Enhancing the mass resolving power of FRIB's proposed high-voltage MR-ToF mass separator and spectrometer: addressing non-ideal conditions
Christian Michael Ireland, Franziska Maria Maier, Einstein Dhayal, Erich Leistenschneider, Ryan Ringle, Austin Sjaarda
TL;DR
This study evaluates how non-ideal conditions affect the mass resolving power of FRIB's proposed high-voltage MR-ToF MS. Using SimIon-based simulations and mitigation strategies (HV stabilization, environment control, active time-centroid corrections), the authors quantify the impact of voltage instabilities, thermal expansion, misalignments, and helium leakage on $R$ and demonstrate pathways to recover high resolving powers, potentially reaching $R \sim 7.5\times 10^6$ or higher. The work shows that with state-of-the-art stabilization and calibration, the FRIB device can approach the performance of existing low-voltage MR-ToF devices while delivering much higher ion throughput. The results provide practical guidance for achieving robust high-resolution mass separation at FRIB and inform design choices for future high-throughput MR-ToF mass spectrometry systems.
Abstract
Multi-reflection time-of-flight mass separators and spectrometers (MR-ToF MSs) are indispensable tools at radioactive ion beam (RIB) facilities. These electrostatic ion beam traps act as highly selective mass separators and high-precision mass spectrometers for rare and exotic nuclei. When well-tuned and designed to minimize higher-order flight-time aberrations, state-of-the-art MR-ToF MSs approach, and slightly exceed, mass resolving powers of \( m / Δm = 10^6 \). Achieving \( m / Δm > 3 \cdot 10^6 \) would provide the ability to resolve \( >90\% \) of all known isomeric states with half-lives above 10~\text{ms}. However, the ability to mass separate in all practical setups is limited by non-ideal conditions which place such resolving powers out of reach.

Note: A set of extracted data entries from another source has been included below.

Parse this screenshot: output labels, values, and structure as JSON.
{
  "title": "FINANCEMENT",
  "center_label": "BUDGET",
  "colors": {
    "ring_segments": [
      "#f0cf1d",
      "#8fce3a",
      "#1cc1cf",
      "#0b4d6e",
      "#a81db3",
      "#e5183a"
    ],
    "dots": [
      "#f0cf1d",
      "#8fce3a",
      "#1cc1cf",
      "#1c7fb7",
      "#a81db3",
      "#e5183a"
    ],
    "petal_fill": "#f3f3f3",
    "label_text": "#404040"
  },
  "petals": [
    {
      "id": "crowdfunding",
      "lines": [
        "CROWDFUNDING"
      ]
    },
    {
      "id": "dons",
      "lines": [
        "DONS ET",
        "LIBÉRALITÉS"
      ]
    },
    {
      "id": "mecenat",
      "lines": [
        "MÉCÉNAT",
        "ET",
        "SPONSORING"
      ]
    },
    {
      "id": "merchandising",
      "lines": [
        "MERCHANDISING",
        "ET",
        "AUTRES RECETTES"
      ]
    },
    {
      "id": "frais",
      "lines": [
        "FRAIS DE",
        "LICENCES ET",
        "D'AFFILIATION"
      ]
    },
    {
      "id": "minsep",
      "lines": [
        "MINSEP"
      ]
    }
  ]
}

To this end, we present a simulated analysis of these conditions in the newly proposed high-voltage MR-ToF MS for the Facility for Rare Isotope Beams (FRIB). It is expected to store ions at 30~\text{keV} beam energy and increase ion throughput by two orders of magnitude compared to current devices. Existing efforts to mitigate the effects of non-ideal conditions employed for current MR-ToF devices storing ions at \( <3~\text{keV} \) beam energy will already enable mass resolving powers approaching \( 10^6 \) for FRIB's high-voltage MR-ToF device. Simulations of newly proposed mitigation strategies show that even mass resolving powers approaching \( 10^7 \) might become feasible.